Creation of added value for a new service module based on data and algorithms
Information about the machine status in real time
Method for determining structural changes
With predictive maintenance to new customer services: Development of a "health indicator" for Schenck Process Europe GmbH
Schenck Process is a global technology and market leader in the field of applied metrology and scores, among other things, with innovative solutions for weighing, conveying and screening. Schenck Process is planning to implement a use case from the area of predictive maintenance in order to continually develop the range of services it offers its customers. This is particularly relevant for Schenck Process, as unplanned machine failures are associated with high costs and very complex repair processes.
Schenck Process had a limited database of historical data in the run-up to the project. This contained numerous data records of machines in good condition, but only a few data sets with an assignment to specific fault cases. Based on individual specifications, each machine produced is unique.
The goal of Schenck Process is to detect changes in the condition of machines by algorithms. In concrete terms, this involves deriving a “health indicator” that makes the machine status, which is based on sensor data, comprehensible to the user.

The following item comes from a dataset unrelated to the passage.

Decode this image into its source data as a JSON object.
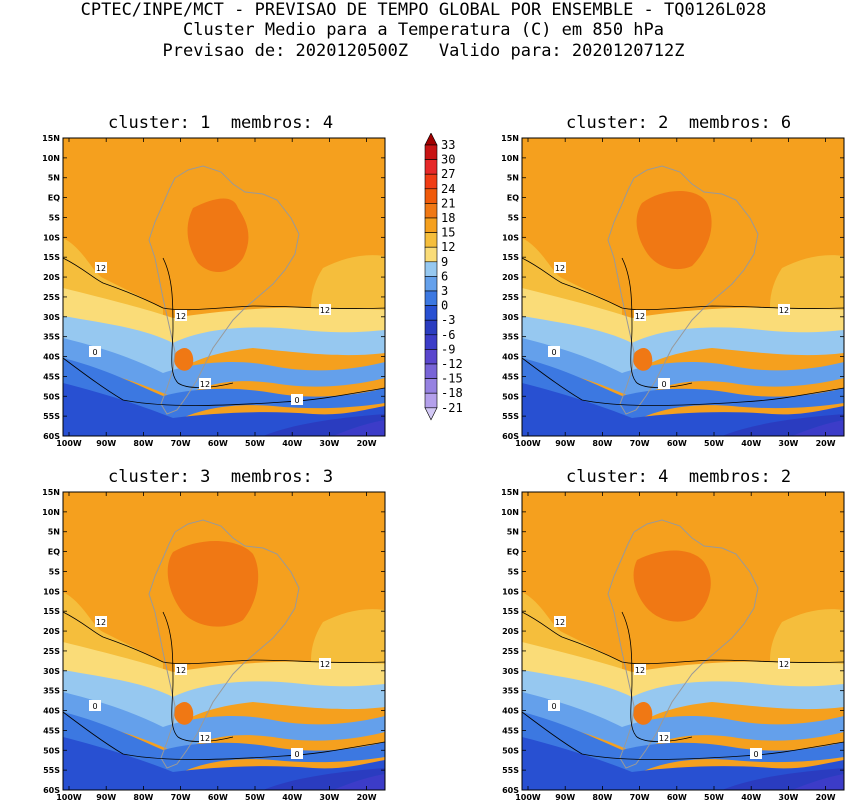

In order to create an adequate database, Schenck Process experts defined the current machine states and thus created the basis for training the analysis models. In the context of data management, eoda also created equidistances by interpolating missing measurement periods.
For generating the “health indicator”, eoda relied on methods for the detection of structural changes on the basis of regression models.
Important aspects in the conception of the analysis models by eoda:
- Efficient re-training of the models: Easy transferability of the analyses to other machines.
- Use of real-time data: Status changes in the productive system can be continuously updated.
- Existing toolset: Schenck Process relies on the commercial Matlab software. Therefore, the algorithms and methods used can of course be reimplemented in Matlab.
With the “health indicator”, eoda creates added value for Schenck Process in the form of a new service module. The indicator helps to automatically and proactively detect machine failures and significantly increase understanding of the machine condition.
The “health indicator” can thus make a decisive contribution to increasing machine availability and thus customer satisfaction.